Rafferty realizes he can see it all: the dusty courtyard, the perspiring girl, the inner tube in the tree. And, behind her, his father. Her father. A life he never imagined. “Where is Frank?”

“He’s where we’re going. He did talk about you, you know. He was-he is-proud of you.” The two of them turn into a small street that Rafferty, after a moment, recognizes as Soi Convent, now known more for its restaurants and coffeehouses than for the religious retreat responsible for its name. “He’s got all your books.”

Rafferty says, “I don’t want to talk about this.”

“Too bad. And he’s kept up with you in Bangkok.”

This strikes a nerve. “Just exactly how?”

“Frank knows everybody.” She steps off the curb into the morning traffic and raises a hand. “Too many people, in fact. That’s part of the problem.” A tuk-tuk swerves to the curb, its driver gaping at Ming Li as though he’s never seen a woman before, and Rafferty thinks she must get a lot of that. “Mah Boon Krong,” she says, naming a neighborhood Rafferty rarely frequents. She slides over on the seat. “Get in.”

He does, and she gathers her loose black trousers around her.

“What about Leung?” Rafferty asks.

“One thing I’ve learned,” she says, “is never to worry about Leung.”

The driver lurches into traffic, both eyes on Ming Li in the rearview mirror.

“And does Leung worry about you?” He catches the driver’s eyes in the mirror and says, in Thai, “Look at the road.”

“More than he needs to. Frank’s a good teacher.”

The courtyard, the dust, the girl, the woman upstairs. All real, moment to moment, day after day, as real as his life in Lancaster. He forces his mind to the present. “It’s not all baseball, huh?”

“Baseball and other games. Frank thinks four, five moves out.”

“So where is he?”

“I’m not sure thinking ahead like that is something you can learn,” Ming Li says, ignoring the question. “You have to keep all the pieces in your head all the time, be able to see the whole board in six or eight possible configurations. Either you have it or you don’t. Do you play chess?”

Rafferty’s turn to ignore the question. “I suppose he taught you.”

“You know,” she says with a hint of impatience, “all this started long before you were born, before Frank went home and met your mother.

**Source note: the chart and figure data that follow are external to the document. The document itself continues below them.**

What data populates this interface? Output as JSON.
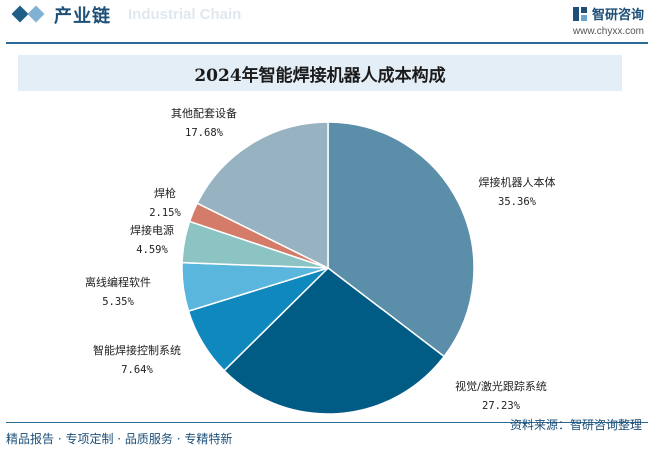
{
  "header": {
    "section_title": "产业链",
    "watermark_text": "Industrial Chain",
    "brand_name": "智研咨询",
    "brand_url": "www.chyxx.com"
  },
  "chart_data": {
    "type": "pie",
    "title": "2024年智能焊接机器人成本构成",
    "slices": [
      {
        "label": "焊接机器人本体",
        "value": 35.36,
        "value_label": "35.36%",
        "color": "#5b8ea8"
      },
      {
        "label": "视觉/激光跟踪系统",
        "value": 27.23,
        "value_label": "27.23%",
        "color": "#015c85"
      },
      {
        "label": "智能焊接控制系统",
        "value": 7.64,
        "value_label": "7.64%",
        "color": "#0f88be"
      },
      {
        "label": "离线编程软件",
        "value": 5.35,
        "value_label": "5.35%",
        "color": "#5bb6dd"
      },
      {
        "label": "焊接电源",
        "value": 4.59,
        "value_label": "4.59%",
        "color": "#8bc4c2"
      },
      {
        "label": "焊枪",
        "value": 2.15,
        "value_label": "2.15%",
        "color": "#d47c69"
      },
      {
        "label": "其他配套设备",
        "value": 17.68,
        "value_label": "17.68%",
        "color": "#97b3c1"
      }
    ]
  },
  "footer": {
    "left": "精品报告 · 专项定制 · 品质服务 · 专精特新",
    "source": "资料来源：智研咨询整理"
  }
}
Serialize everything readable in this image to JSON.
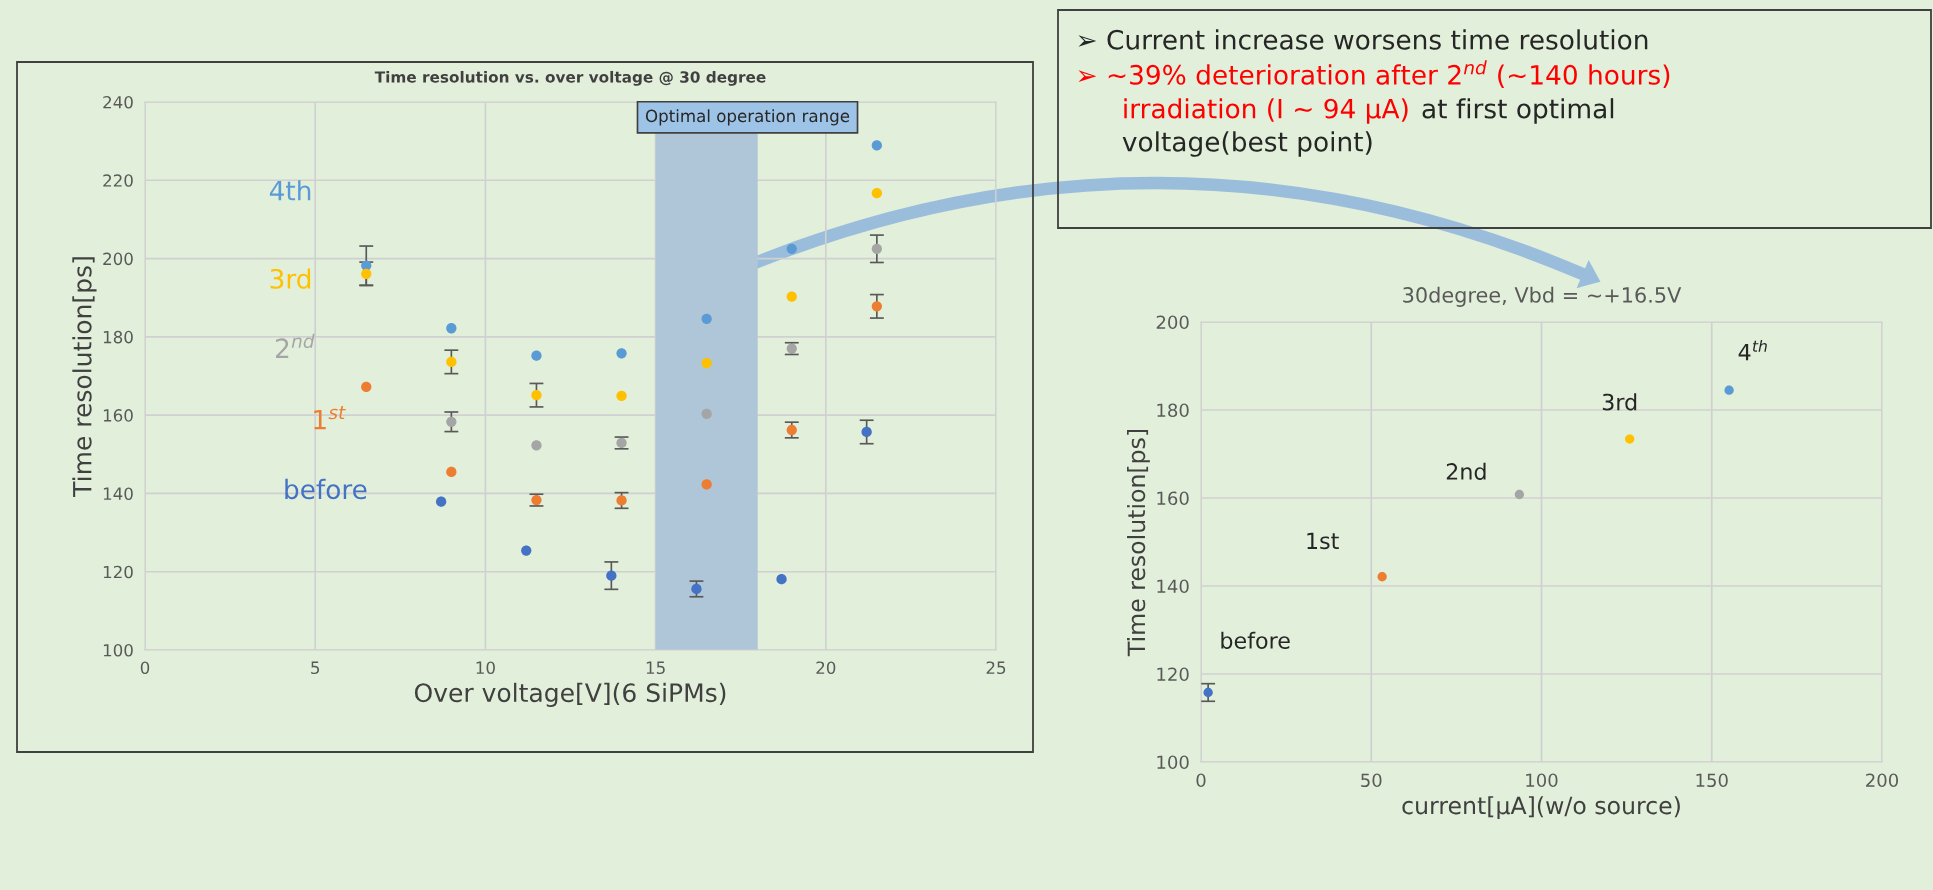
{
  "chart_data": [
    {
      "type": "scatter",
      "title": "Time resolution vs. over voltage @ 30 degree",
      "xlabel": "Over voltage[V](6 SiPMs)",
      "ylabel": "Time resolution[ps]",
      "xlim": [
        0,
        25
      ],
      "xticks": [
        0,
        5,
        10,
        15,
        20,
        25
      ],
      "ylim": [
        100,
        240
      ],
      "yticks": [
        100,
        120,
        140,
        160,
        180,
        200,
        220,
        240
      ],
      "grid": true,
      "marker": "circle",
      "bands": [
        {
          "axis": "x",
          "from": 15,
          "to": 18,
          "label": "Optimal operation range",
          "color": "#aec6d8"
        }
      ],
      "series": [
        {
          "name": "4th",
          "color": "#5b9bd5",
          "x": [
            6.5,
            9,
            11.5,
            14,
            16.5,
            19,
            21.5
          ],
          "values": [
            198.2,
            182.2,
            175.2,
            175.8,
            184.6,
            202.5,
            228.9
          ],
          "errors": [
            5,
            null,
            null,
            null,
            null,
            null,
            null
          ]
        },
        {
          "name": "3rd",
          "color": "#ffc000",
          "x": [
            6.5,
            9,
            11.5,
            14,
            16.5,
            19,
            21.5
          ],
          "values": [
            196.1,
            173.6,
            165.1,
            164.9,
            173.3,
            190.3,
            216.7
          ],
          "errors": [
            3,
            3,
            3,
            null,
            null,
            null,
            null
          ]
        },
        {
          "name": "2$^{nd}$",
          "color": "#a5a5a5",
          "x": [
            9,
            11.5,
            14,
            16.5,
            19,
            21.5
          ],
          "values": [
            158.3,
            152.3,
            152.9,
            160.3,
            177.0,
            202.5
          ],
          "errors": [
            2.5,
            null,
            1.5,
            null,
            1.5,
            3.5
          ]
        },
        {
          "name": "1$^{st}$",
          "color": "#ed7d31",
          "x": [
            6.5,
            9,
            11.5,
            14,
            16.5,
            19,
            21.5
          ],
          "values": [
            167.2,
            145.5,
            138.3,
            138.2,
            142.3,
            156.2,
            187.8
          ],
          "errors": [
            null,
            null,
            1.5,
            2,
            null,
            2,
            3
          ]
        },
        {
          "name": "before",
          "color": "#4472c4",
          "x": [
            8.7,
            11.2,
            13.7,
            16.2,
            18.7,
            21.2
          ],
          "values": [
            137.9,
            125.4,
            119.0,
            115.6,
            118.1,
            155.7
          ],
          "errors": [
            null,
            null,
            3.5,
            2,
            null,
            3
          ]
        }
      ]
    },
    {
      "type": "other",
      "annotations": [
        "➢ Current increase worsens time resolution",
        "➢ ~39% deterioration after 2$^{nd}$ (~140 hours)",
        "irradiation (I ~ 94 μA)",
        "at first optimal",
        "voltage(best point)"
      ]
    },
    {
      "type": "scatter",
      "title": "30degree, Vbd = ~+16.5V",
      "xlabel": "current[μA](w/o source)",
      "ylabel": "Time resolution[ps]",
      "xlim": [
        0,
        200
      ],
      "xticks": [
        0,
        50,
        100,
        150,
        200
      ],
      "ylim": [
        100,
        200
      ],
      "yticks": [
        100,
        120,
        140,
        160,
        180,
        200
      ],
      "grid": true,
      "marker": "circle",
      "series": [
        {
          "name": "before",
          "color": "#4472c4",
          "x": [
            2.1
          ],
          "values": [
            115.8
          ],
          "errors": [
            2
          ]
        },
        {
          "name": "1st",
          "color": "#ed7d31",
          "x": [
            53.2
          ],
          "values": [
            142.1
          ]
        },
        {
          "name": "2nd",
          "color": "#a5a5a5",
          "x": [
            93.5
          ],
          "values": [
            160.8
          ]
        },
        {
          "name": "3rd",
          "color": "#ffc000",
          "x": [
            125.9
          ],
          "values": [
            173.4
          ]
        },
        {
          "name": "4$^{th}$",
          "color": "#5b9bd5",
          "x": [
            155.1
          ],
          "values": [
            184.5
          ]
        }
      ]
    }
  ]
}
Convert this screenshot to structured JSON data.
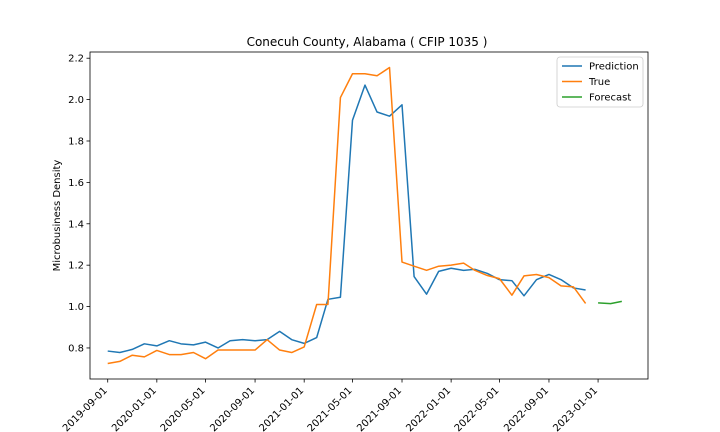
{
  "chart_data": {
    "type": "line",
    "title": "Conecuh County, Alabama ( CFIP 1035 )",
    "xlabel": "",
    "ylabel": "Microbusiness Density",
    "ylim": [
      0.65,
      2.23
    ],
    "xlim": [
      "2019-07-19",
      "2023-05-05"
    ],
    "yticks": [
      0.8,
      1.0,
      1.2,
      1.4,
      1.6,
      1.8,
      2.0,
      2.2
    ],
    "ytick_labels": [
      "0.8",
      "1.0",
      "1.2",
      "1.4",
      "1.6",
      "1.8",
      "2.0",
      "2.2"
    ],
    "xticks": [
      "2019-09-01",
      "2020-01-01",
      "2020-05-01",
      "2020-09-01",
      "2021-01-01",
      "2021-05-01",
      "2021-09-01",
      "2022-01-01",
      "2022-05-01",
      "2022-09-01",
      "2023-01-01"
    ],
    "xtick_labels": [
      "2019-09-01",
      "2020-01-01",
      "2020-05-01",
      "2020-09-01",
      "2021-01-01",
      "2021-05-01",
      "2021-09-01",
      "2022-01-01",
      "2022-05-01",
      "2022-09-01",
      "2023-01-01"
    ],
    "legend_position": "top-right",
    "grid": false,
    "series": [
      {
        "name": "Prediction",
        "color": "#1f77b4",
        "x": [
          "2019-09-01",
          "2019-10-01",
          "2019-11-01",
          "2019-12-01",
          "2020-01-01",
          "2020-02-01",
          "2020-03-01",
          "2020-04-01",
          "2020-05-01",
          "2020-06-01",
          "2020-07-01",
          "2020-08-01",
          "2020-09-01",
          "2020-10-01",
          "2020-11-01",
          "2020-12-01",
          "2021-01-01",
          "2021-02-01",
          "2021-03-01",
          "2021-04-01",
          "2021-05-01",
          "2021-06-01",
          "2021-07-01",
          "2021-08-01",
          "2021-09-01",
          "2021-10-01",
          "2021-11-01",
          "2021-12-01",
          "2022-01-01",
          "2022-02-01",
          "2022-03-01",
          "2022-04-01",
          "2022-05-01",
          "2022-06-01",
          "2022-07-01",
          "2022-08-01",
          "2022-09-01",
          "2022-10-01",
          "2022-11-01",
          "2022-12-01"
        ],
        "y": [
          0.785,
          0.778,
          0.793,
          0.82,
          0.81,
          0.835,
          0.82,
          0.815,
          0.828,
          0.8,
          0.835,
          0.84,
          0.835,
          0.84,
          0.88,
          0.84,
          0.822,
          0.85,
          1.035,
          1.045,
          1.9,
          2.07,
          1.94,
          1.92,
          1.975,
          1.145,
          1.06,
          1.17,
          1.185,
          1.175,
          1.18,
          1.16,
          1.13,
          1.125,
          1.052,
          1.13,
          1.155,
          1.13,
          1.09,
          1.08
        ]
      },
      {
        "name": "True",
        "color": "#ff7f0e",
        "x": [
          "2019-09-01",
          "2019-10-01",
          "2019-11-01",
          "2019-12-01",
          "2020-01-01",
          "2020-02-01",
          "2020-03-01",
          "2020-04-01",
          "2020-05-01",
          "2020-06-01",
          "2020-07-01",
          "2020-08-01",
          "2020-09-01",
          "2020-10-01",
          "2020-11-01",
          "2020-12-01",
          "2021-01-01",
          "2021-02-01",
          "2021-03-01",
          "2021-04-01",
          "2021-05-01",
          "2021-06-01",
          "2021-07-01",
          "2021-08-01",
          "2021-09-01",
          "2021-10-01",
          "2021-11-01",
          "2021-12-01",
          "2022-01-01",
          "2022-02-01",
          "2022-03-01",
          "2022-04-01",
          "2022-05-01",
          "2022-06-01",
          "2022-07-01",
          "2022-08-01",
          "2022-09-01",
          "2022-10-01",
          "2022-11-01",
          "2022-12-01"
        ],
        "y": [
          0.725,
          0.735,
          0.765,
          0.757,
          0.788,
          0.768,
          0.768,
          0.778,
          0.748,
          0.79,
          0.79,
          0.79,
          0.79,
          0.84,
          0.79,
          0.778,
          0.805,
          1.01,
          1.01,
          2.01,
          2.125,
          2.125,
          2.115,
          2.155,
          1.215,
          1.195,
          1.175,
          1.195,
          1.2,
          1.21,
          1.175,
          1.15,
          1.135,
          1.055,
          1.148,
          1.155,
          1.14,
          1.1,
          1.095,
          1.015
        ]
      },
      {
        "name": "Forecast",
        "color": "#2ca02c",
        "x": [
          "2023-01-01",
          "2023-02-01",
          "2023-03-01"
        ],
        "y": [
          1.018,
          1.014,
          1.025
        ]
      }
    ]
  }
}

He had a life in China, he wasn’t just a tourist. If anything was an afterthought, it was you.”

“That’s not exactly the point, is it? You don’t start a family when you’ve already got one. In America it’s called bigamy.”

“In China it’s called common sense. He had no way of knowing he’d ever be back. The Communists took the whole country, older brother. A lot of lives were changed. It looked permanent, and not just to Frank. What was he supposed to do, go into a monastery? Although,” she adds, “I’ve always thought Frank would make a good monk. He’s got the discipline and the patience for it. And the focus.”

“A Jesuit, maybe.”

“Exactly, although I’m sure you don’t mean it the same way I do.”

“What’s he running away from?”

“You’d know already if you hadn’t ridden your stupid horse out of that restaurant.”

“Whatever it was,” Rafferty says, “it followed him.”

“No it didn’t,” she says with considerable force. “Nothing follows Frank unless he lets it.” She turns and pokes him square in the chest. “You brought it here.”